Marking as regression as this is a regression from the het deploy process.
We just need to make sure that we don't perform the teardown of an iteration until the longest cache is expired.
This can be documented and hoped that everyone will remember, but though it is only a small image this time, it can cause more significant and visual damages other times. The principle is the same, so let's not find out the hard way but be smart about it.

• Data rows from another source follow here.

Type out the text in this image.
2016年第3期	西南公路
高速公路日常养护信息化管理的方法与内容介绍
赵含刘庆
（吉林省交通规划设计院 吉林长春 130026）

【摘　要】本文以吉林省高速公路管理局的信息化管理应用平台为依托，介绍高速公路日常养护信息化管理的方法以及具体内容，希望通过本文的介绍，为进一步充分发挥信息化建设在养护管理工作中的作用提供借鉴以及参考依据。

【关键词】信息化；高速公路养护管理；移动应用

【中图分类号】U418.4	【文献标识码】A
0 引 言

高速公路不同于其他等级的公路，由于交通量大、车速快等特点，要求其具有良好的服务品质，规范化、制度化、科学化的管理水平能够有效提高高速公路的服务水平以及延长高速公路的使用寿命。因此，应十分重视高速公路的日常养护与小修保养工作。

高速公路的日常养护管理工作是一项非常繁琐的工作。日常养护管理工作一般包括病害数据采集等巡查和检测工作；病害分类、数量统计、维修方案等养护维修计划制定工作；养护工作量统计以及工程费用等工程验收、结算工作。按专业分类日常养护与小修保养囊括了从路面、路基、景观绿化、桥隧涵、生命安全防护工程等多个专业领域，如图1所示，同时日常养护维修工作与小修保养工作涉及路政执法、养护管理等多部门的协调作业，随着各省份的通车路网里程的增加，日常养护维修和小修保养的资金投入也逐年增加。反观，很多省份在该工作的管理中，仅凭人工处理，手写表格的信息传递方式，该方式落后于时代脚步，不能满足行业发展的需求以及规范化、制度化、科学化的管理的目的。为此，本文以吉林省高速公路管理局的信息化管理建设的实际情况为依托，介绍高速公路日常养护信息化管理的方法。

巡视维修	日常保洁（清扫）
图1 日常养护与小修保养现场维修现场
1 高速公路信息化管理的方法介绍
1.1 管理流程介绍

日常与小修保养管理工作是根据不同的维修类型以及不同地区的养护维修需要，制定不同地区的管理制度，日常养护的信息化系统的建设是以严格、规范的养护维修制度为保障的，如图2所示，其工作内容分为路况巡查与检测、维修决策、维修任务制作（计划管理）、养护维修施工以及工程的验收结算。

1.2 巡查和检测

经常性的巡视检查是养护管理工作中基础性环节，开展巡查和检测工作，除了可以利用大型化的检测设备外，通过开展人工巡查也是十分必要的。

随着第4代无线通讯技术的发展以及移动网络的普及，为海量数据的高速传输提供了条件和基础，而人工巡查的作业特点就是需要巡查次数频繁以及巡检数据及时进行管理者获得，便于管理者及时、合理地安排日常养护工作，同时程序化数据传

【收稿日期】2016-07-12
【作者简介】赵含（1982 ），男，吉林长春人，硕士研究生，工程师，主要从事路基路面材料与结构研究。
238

If I recall correctly there is a maintenance script in multiversion that removes the paths and symlinks (essentially the teardown opposite of bin/checkoutMediaWiki (bin/deleteMediaWiki)[1]). I propose we add some logic there that determines how old a branch is (commit date of first commit in the branch deriving from master) and ensure that it is
older than (current time) - CACHE_MAX_MAX_AGE + CACHE_HERE-BE-DRAGONS_MARGIN
These constants can be hardcoded in the script since there is no realistically feasible way to determine the maximum max age of all caching layers we have. From guess I'd say that max max age is 31 days and margin of 7 days.
If the condition is false, the shell user is NOT allowed to execute the script further.
[1]
https://gerrit.wikimedia.org/r/gitweb?p=operations/mediawiki-multiversion.git;a=tree
https://gerrit.wikimedia.org/r/gitweb?p=operations/mediawiki-multiversion.git;a=blob;f=checkoutMediaWiki;h=677f17d0121743ed4b94bfc259d4b46255edc0ce;hb=HEAD
https://gerrit.wikimedia.org/r/gitweb?p=operations/mediawiki-multiversion.git;a=blob;f=deleteMediaWiki;h=b90bf0c0a7b4687a880d077dcfab360e3add5949;hb=HEAD
Version: unspecified
Severity: major